Rose Jason J, Wang Ling, Xu Qinzi, McTiernan Charles F, Shiva Sruti, Tejero Jesus, Gladwin Mark T
1 Pittsburgh Heart, Lung, Blood and Vascular Medicine Institute.
2 Division of Pulmonary, Allergy, and Critical Care Medicine, School of Medicine.
Am J Respir Crit Care Med. 2017 Mar 1;195(5):596-606. doi: 10.1164/rccm.201606-1275CI.
Carbon monoxide (CO) poisoning affects 50,000 people a year in the United States. The clinical presentation runs a spectrum, ranging from headache and dizziness to coma and death, with a mortality rate ranging from 1 to 3%. A significant number of patients who survive CO poisoning suffer from long-term neurological and affective sequelae. The neurologic deficits do not necessarily correlate with blood CO levels but likely result from the pleiotropic effects of CO on cellular mitochondrial respiration, cellular energy utilization, inflammation, and free radical generation, especially in the brain and heart. Long-term neurocognitive deficits occur in 15-40% of patients, whereas approximately one-third of moderate to severely poisoned patients exhibit cardiac dysfunction, including arrhythmia, left ventricular systolic dysfunction, and myocardial infarction. Imaging studies reveal cerebral white matter hyperintensities, with delayed posthypoxic leukoencephalopathy or diffuse brain atrophy. Management of these patients requires the identification of accompanying drug ingestions, especially in the setting of intentional poisoning, fire-related toxic gas exposures, and inhalational injuries. Conventional therapy is limited to normobaric and hyperbaric oxygen, with no available antidotal therapy. Although hyperbaric oxygen significantly reduces the permanent neurological and affective effects of CO poisoning, a portion of survivors still have substantial morbidity. There has been some early success in therapies targeting the downstream inflammatory and oxidative effects of CO poisoning. New methods to directly target the toxic effect of CO, such as CO scavenging agents, are currently under development.

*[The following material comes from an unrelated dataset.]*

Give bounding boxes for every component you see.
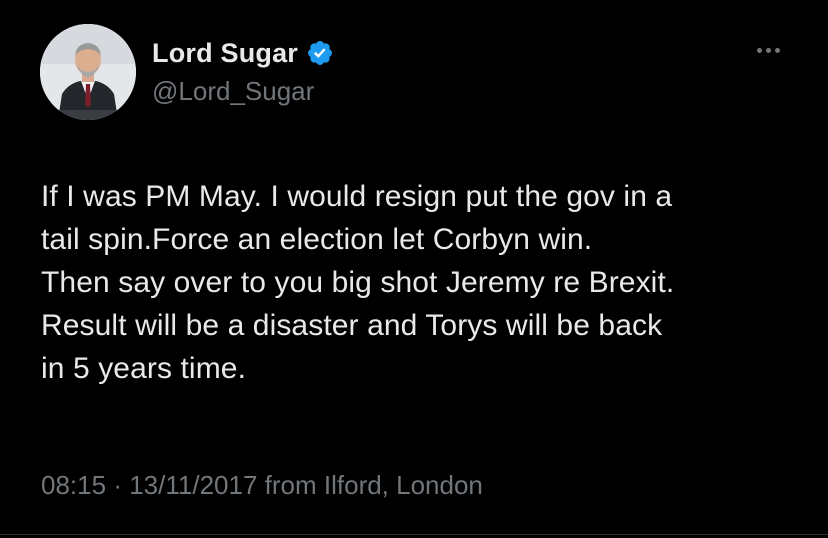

在美国,一氧化碳(CO)中毒每年影响5万人。临床表现呈谱状,从头痛、头晕到昏迷和死亡,死亡率为1%至3%。大量一氧化碳中毒幸存者患有长期神经和情感后遗症。神经功能缺损不一定与血液中的一氧化碳水平相关,但可能是由于一氧化碳对细胞线粒体呼吸、细胞能量利用、炎症和自由基生成的多效性作用所致,尤其是在大脑和心脏。15%至40%的患者会出现长期神经认知缺损,而约三分之一的中度至重度中毒患者会出现心脏功能障碍,包括心律失常、左心室收缩功能障碍和心肌梗死。影像学研究显示脑白质高信号,伴有迟发性缺氧后白质脑病或弥漫性脑萎缩。对这些患者的管理需要识别是否伴有药物摄入,尤其是在故意中毒、与火灾相关的有毒气体暴露和吸入性损伤的情况下。传统治疗仅限于常压和高压氧,没有可用的解毒治疗方法。虽然高压氧能显著降低一氧化碳中毒的永久性神经和情感影响,但仍有一部分幸存者有严重的发病率。针对一氧化碳中毒下游炎症和氧化作用的治疗已取得一些早期成功。目前正在开发直接针对一氧化碳毒性作用的新方法,如一氧化碳清除剂。